Our past findings indicate that Jak2 inhibition induced cell death in BC CML cells, which are resistant to IM.[4, 5, 6] Our current findings provide an explanation for these results, as BC CML cells contain activated Jak2 which in turn leads to the activation of Lyn kinase. Therefore, inhibition of Jak2 would strongly reduce levels of activated Lyn kinase ultimately leading to cell death as described.[3] The mechanism of Lyn kinase activation could be direct, as there are several consensus Jak2 phosphorylation sites in Lyn kinase.[5] However, the effects of Jak2 on Lyn kinase activation may be indirect. The indirect mechanism may involve the ability of Jak2 to regulate SET.[5] Reduction of Lyn kinase activity would induce cell death in BC CML cells, as it is known that knockdown of Lyn kinase causes apoptosis induction in BC CML cells.[3] Therefore, our findings explain why Jak2 inhibition is a potent inducer of cell death in BC CML cells,[4, 5, 6] namely Jak2 drives the activation of Lyn kinase and inhibition of Jak2 will depress activation of Lyn kinase leading to cell death.

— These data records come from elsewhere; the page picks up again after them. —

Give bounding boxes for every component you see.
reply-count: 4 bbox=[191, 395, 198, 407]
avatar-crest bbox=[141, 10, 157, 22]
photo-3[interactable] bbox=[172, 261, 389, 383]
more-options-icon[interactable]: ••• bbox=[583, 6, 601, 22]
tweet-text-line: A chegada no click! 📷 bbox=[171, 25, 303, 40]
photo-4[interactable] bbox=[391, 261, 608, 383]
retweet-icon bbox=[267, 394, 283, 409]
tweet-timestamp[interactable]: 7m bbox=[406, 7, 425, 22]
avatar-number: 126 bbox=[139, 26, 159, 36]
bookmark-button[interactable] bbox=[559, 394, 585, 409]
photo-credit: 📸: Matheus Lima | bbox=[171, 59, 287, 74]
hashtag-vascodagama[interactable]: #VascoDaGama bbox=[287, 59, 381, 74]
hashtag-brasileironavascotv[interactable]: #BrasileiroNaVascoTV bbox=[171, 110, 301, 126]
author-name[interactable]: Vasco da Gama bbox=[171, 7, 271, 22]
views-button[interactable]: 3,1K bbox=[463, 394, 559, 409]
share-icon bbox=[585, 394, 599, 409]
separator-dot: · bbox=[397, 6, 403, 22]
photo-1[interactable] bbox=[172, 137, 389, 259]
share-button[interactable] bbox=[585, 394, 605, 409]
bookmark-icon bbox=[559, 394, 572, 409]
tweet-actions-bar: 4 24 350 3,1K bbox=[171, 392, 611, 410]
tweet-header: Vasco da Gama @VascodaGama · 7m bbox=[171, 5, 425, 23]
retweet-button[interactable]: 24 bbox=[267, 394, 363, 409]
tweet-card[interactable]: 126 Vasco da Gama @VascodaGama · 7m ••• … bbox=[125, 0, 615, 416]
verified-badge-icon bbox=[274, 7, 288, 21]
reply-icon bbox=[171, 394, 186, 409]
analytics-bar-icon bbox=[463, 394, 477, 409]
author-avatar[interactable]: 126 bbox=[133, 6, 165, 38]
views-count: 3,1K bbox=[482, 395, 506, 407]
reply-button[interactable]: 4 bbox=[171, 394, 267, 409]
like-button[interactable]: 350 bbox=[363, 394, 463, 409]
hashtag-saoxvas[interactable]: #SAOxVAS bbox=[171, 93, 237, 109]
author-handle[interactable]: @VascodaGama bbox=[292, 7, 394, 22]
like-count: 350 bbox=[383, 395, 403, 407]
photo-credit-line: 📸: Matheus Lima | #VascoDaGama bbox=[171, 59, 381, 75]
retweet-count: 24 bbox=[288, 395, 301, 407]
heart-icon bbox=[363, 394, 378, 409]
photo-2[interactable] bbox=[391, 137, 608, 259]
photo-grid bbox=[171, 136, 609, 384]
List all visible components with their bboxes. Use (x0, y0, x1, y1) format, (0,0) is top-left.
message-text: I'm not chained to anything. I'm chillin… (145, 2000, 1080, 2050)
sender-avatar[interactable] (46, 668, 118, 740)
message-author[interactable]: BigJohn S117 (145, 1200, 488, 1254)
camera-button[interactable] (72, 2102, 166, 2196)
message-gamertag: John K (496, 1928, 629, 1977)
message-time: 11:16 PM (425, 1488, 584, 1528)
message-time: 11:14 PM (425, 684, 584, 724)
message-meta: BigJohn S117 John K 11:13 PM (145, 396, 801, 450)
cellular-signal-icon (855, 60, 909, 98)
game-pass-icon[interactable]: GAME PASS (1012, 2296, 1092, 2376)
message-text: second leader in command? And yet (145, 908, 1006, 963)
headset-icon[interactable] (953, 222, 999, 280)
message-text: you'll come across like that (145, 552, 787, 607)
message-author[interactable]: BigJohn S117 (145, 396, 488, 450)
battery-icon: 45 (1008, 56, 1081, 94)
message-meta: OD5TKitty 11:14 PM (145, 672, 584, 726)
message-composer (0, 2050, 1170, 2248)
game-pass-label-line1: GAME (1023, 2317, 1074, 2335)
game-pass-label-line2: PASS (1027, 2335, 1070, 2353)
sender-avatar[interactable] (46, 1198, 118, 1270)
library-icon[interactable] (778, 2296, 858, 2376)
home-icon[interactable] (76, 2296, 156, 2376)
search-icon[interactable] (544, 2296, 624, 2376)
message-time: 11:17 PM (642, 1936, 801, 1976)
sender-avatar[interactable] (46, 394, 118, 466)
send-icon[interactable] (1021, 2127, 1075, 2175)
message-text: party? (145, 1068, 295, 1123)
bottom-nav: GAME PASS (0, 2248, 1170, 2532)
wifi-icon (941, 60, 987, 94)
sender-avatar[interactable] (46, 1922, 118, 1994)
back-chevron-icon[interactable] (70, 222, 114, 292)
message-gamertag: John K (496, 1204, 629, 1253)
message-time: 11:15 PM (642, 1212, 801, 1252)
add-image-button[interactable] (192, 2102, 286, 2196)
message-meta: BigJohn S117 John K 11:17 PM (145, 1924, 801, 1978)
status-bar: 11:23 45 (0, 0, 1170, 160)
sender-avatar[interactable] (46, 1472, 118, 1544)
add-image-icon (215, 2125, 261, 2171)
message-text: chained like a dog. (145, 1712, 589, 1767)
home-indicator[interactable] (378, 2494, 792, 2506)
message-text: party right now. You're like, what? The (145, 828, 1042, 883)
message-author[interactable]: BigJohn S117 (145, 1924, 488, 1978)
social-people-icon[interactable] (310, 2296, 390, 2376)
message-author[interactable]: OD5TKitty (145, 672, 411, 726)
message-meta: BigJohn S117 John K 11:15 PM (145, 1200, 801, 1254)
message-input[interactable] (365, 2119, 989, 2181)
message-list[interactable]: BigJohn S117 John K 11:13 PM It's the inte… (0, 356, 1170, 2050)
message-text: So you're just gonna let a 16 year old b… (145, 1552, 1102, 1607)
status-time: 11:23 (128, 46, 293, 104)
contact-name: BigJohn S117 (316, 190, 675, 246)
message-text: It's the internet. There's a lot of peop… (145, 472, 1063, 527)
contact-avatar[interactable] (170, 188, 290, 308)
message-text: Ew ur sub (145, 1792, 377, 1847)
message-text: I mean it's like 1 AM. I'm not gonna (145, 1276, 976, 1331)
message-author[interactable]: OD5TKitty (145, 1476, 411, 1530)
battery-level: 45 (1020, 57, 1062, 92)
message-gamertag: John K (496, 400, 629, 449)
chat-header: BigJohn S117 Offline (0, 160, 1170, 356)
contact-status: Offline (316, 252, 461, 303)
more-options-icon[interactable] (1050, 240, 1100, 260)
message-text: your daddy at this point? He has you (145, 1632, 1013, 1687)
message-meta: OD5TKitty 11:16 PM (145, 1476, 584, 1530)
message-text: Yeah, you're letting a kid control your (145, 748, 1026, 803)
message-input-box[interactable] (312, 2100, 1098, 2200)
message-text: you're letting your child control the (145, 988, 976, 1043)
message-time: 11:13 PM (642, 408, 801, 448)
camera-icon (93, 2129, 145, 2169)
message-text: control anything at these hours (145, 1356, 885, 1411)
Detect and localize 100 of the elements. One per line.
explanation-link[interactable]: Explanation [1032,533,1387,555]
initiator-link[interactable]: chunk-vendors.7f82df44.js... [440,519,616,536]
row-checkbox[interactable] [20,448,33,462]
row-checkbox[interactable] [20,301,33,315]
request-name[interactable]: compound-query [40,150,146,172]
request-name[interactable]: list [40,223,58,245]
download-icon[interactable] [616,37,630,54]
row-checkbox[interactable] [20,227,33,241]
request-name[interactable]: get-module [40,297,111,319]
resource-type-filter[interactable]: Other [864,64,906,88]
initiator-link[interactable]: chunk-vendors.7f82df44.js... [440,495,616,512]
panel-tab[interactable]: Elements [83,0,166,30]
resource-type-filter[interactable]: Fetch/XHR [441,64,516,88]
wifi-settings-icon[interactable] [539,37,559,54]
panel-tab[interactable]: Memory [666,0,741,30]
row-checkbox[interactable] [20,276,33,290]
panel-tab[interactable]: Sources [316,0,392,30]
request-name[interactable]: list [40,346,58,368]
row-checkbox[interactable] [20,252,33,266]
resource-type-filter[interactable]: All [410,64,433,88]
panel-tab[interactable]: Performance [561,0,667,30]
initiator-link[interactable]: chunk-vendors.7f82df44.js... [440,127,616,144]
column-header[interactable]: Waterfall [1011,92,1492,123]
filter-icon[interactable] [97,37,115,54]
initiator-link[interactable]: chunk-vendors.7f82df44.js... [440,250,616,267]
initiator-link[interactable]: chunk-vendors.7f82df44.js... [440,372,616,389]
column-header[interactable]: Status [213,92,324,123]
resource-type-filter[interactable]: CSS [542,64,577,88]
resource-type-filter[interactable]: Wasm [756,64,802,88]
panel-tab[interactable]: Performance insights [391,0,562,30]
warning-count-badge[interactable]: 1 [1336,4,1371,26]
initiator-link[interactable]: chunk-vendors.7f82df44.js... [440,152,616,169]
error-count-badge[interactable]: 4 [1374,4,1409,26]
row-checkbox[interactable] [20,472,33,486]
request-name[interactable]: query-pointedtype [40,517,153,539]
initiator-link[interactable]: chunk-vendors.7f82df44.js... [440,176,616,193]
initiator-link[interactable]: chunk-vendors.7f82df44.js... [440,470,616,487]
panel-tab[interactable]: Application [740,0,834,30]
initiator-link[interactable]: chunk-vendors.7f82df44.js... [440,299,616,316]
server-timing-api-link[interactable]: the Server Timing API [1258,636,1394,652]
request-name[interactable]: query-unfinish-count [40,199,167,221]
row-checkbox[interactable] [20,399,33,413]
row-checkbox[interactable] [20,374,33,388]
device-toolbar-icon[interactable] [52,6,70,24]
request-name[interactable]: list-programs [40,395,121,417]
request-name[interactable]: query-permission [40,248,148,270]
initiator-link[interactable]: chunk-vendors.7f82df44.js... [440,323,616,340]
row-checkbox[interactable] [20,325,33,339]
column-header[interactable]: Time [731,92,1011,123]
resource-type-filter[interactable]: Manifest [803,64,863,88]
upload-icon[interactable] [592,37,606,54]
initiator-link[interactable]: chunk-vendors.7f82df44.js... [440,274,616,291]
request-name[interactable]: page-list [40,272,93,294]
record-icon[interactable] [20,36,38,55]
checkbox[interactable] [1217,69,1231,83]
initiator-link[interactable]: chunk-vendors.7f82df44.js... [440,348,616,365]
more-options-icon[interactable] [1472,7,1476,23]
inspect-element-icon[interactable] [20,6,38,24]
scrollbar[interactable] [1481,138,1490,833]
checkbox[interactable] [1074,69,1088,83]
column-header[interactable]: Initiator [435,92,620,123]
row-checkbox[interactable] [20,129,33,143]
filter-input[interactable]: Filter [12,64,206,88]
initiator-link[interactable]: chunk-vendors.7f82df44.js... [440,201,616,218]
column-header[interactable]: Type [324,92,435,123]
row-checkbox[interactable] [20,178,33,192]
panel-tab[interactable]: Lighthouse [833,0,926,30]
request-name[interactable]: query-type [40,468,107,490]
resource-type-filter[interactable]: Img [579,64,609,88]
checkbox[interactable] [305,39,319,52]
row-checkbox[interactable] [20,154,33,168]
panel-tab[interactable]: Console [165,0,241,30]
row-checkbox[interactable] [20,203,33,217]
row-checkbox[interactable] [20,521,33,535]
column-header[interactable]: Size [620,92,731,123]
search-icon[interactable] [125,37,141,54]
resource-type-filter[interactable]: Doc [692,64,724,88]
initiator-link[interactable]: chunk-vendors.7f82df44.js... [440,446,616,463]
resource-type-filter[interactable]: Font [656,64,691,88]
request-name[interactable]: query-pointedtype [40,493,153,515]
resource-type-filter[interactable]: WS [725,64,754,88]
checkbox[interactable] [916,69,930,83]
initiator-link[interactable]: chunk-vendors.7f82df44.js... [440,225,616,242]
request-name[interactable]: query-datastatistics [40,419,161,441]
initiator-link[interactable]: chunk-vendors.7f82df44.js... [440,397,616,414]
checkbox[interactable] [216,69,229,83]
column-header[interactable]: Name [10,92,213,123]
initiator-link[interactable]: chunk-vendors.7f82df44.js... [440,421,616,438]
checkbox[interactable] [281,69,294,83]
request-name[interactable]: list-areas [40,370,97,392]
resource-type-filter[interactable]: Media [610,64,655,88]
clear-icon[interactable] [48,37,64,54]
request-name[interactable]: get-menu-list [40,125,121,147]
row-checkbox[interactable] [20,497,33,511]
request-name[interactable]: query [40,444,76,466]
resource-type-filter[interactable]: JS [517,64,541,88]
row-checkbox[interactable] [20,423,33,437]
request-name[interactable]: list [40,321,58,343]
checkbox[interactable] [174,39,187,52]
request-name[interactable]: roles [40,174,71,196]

In previous studies, Bcr-Abl+ cells and CML cell lines were shown to have high levels of activated Jak2.[4, 5] Moreover, Jak2 activation in Bcr-Abl+ cells has a critical role in maintaining the viability of Bcr-Abl+ cells because of the following events. Knockdown of Jak2 either by Jak2 short interfering RNA or by Jak2 shRNA drastically reduces the level of Bcr-Abl protein in cells, reduces the phosphorylation of tyrosine 177, prevents activation of SET and thus allows PP2A to be active allowing Shp1 tyrosine phosphatase to dephosphorylate Bcr-Abl, Jak2 and Lyn kinase, and possibly other signaling proteins in Bcr-Abl+ cells.[4, 5] It is not surprising that Bcr-Abl+ cells, which are resistant to IM (for example, T315I mutants of Bcr-Abl), are readily induced to undergo cell death by the treatment of cells with selective Jak2 inhibitors such as TG101209 as measured by Annexin/propidium iodide analyses.[4, 5] These findings raise the possibility that Jak2 inhibitors may be useful for the treatment of patients with CML in BC.